Publié par Aurélie Plaçais, le 2 avril 2013

Le deuxième Protocole facultatif se rapportant au Pacte international relatif aux droits civils et politique (PIDCP) est le seul traité international universel qui interdit les exécutions et fournit les mécanismes indispensables pour pérenniser l’abolition de la peine de mort dans le monde.

Au 15 janvier 2017, 84 États sur les 169 États parties au PIDCP et sur les 141 Etats abolitionnistes en droit ou en pratique ont ratifié le deuxième Protocole international (Azerbaïdjan, Brésil, Chili, le Salvador et Grèce avec une réserve) et 3 Etats (Angola, Madagascar et Sao Tomé et Principe) ont signé le Protocole mais ne l’ont pas encore ratifié.

Le deuxième Protocole facultatif est le seul instrument universel visant à abolir la peine de mort, mais il existe aussi des protocoles régionaux pour lesquels la Coalition mondiale fait aussi campagne :
   – le Protocole 6 à la Convention européenne de sauvegarde des Droits de l’Homme et des Libertés fondamentales (CEDH) concernant l’abolition de la peine de mort est le tout premier instrument régional abolitionniste. Signé par les 47 Etats membres du Conseil de l’Europe, il a été ratifié par 46 d’entre eux. Ce texte prévoit l’abolition de la peine de mort, en permettant tout de même aux Etats de la maintenir pour des actes commis en temps de guerre ou de danger imminent de guerre.
   – le Protocole 13 à la CEDH, adopté en mai 2002, ratifié par 44 Etats et signé par un autre, abolit la peine de mort en toutes circonstances et sans réserves possibles.

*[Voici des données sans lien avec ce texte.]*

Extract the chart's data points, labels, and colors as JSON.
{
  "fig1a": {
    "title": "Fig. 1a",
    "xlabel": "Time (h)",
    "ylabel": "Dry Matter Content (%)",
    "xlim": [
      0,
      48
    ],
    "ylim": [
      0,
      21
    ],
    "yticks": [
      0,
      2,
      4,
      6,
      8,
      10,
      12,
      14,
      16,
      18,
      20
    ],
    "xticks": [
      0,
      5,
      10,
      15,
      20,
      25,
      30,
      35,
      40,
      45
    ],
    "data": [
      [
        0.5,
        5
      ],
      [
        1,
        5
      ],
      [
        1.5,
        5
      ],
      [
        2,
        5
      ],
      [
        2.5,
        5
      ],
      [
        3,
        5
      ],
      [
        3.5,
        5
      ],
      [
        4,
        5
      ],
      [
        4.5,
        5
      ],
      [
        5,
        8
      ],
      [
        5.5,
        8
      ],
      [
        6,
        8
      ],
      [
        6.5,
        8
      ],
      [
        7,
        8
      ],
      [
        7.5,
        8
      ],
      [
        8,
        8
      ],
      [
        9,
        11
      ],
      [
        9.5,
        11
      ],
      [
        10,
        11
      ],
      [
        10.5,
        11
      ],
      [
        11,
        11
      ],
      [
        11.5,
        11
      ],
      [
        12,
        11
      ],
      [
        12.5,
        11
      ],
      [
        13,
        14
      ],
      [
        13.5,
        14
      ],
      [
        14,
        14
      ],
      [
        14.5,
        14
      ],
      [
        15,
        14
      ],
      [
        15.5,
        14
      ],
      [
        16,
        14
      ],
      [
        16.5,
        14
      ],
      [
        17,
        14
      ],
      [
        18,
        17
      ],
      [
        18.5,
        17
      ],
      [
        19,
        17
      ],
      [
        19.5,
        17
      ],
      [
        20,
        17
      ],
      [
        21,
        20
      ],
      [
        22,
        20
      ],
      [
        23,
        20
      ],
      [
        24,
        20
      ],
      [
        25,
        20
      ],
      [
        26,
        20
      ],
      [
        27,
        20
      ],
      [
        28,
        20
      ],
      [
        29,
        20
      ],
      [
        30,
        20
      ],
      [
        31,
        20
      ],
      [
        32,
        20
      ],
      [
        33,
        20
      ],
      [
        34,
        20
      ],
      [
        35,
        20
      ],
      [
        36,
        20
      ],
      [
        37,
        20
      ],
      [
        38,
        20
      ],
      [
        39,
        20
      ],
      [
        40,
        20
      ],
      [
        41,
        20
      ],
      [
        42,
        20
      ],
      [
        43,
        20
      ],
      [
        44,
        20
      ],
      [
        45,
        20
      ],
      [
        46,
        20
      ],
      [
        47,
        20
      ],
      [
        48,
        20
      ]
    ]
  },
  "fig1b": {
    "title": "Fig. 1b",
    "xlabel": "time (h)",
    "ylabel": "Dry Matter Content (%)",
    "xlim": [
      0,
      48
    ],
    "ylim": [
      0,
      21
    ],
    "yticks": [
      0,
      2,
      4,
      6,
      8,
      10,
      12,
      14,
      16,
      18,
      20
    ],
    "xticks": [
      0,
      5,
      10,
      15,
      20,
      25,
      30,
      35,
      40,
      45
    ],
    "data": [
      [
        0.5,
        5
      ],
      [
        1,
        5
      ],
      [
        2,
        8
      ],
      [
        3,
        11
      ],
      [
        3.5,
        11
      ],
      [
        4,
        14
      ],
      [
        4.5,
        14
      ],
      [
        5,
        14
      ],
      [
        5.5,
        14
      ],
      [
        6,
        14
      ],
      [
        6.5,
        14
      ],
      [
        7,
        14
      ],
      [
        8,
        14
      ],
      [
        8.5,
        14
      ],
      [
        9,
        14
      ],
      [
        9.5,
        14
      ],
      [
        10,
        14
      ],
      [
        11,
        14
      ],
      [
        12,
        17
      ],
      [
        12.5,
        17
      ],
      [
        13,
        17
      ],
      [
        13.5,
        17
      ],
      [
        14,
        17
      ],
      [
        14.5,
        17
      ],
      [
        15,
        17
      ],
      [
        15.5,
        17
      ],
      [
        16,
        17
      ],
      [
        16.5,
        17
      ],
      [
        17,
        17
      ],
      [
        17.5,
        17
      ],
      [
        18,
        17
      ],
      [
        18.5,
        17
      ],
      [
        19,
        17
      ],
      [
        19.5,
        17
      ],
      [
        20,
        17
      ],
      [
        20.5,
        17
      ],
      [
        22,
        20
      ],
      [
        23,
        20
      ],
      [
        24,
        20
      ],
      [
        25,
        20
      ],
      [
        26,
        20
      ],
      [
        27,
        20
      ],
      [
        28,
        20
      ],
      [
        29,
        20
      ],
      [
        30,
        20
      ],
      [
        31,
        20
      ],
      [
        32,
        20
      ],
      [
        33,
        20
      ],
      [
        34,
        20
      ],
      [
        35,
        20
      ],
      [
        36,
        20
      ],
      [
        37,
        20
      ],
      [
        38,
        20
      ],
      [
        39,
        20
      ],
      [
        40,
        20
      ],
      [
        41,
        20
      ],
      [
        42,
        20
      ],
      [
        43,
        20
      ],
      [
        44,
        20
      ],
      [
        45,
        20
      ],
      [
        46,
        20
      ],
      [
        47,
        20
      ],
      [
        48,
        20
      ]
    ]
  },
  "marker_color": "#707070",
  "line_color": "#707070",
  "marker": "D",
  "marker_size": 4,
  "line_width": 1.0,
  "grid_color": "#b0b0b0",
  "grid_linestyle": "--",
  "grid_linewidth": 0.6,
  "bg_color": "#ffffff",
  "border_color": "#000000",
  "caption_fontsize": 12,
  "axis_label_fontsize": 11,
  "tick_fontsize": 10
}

Il va par là-même au-delà des dispositions du deuxième Protocole facultatif se rapportant au PIDCP.
   – le Protocole à la Convention américaine sur les droits de l’homme relatif à l’abolition de la peine de mort a été adopté en 1990 par l’Organisation des Etats américains (OEA). Comme le deuxième Protocole facultatif se rapportant au PIDCP, il vise à abolir la peine de mort, avec tout de même possibilité pour les Etats de continuer à prononcer la peine de mort pour les crimes les plus graves à caractère militaire, commis en temps de guerre. Ce protocole a été ratifié par 13 des 23 Etats parties à la CADH sur les 35 Etats membres de l’OEA.

Le Protocole de l’ONU et les Protocoles régionaux sont des mécanismes essentiels qui partagent un même but : renforcer et pérenniser l’abolition de la peine de mort dans le monde.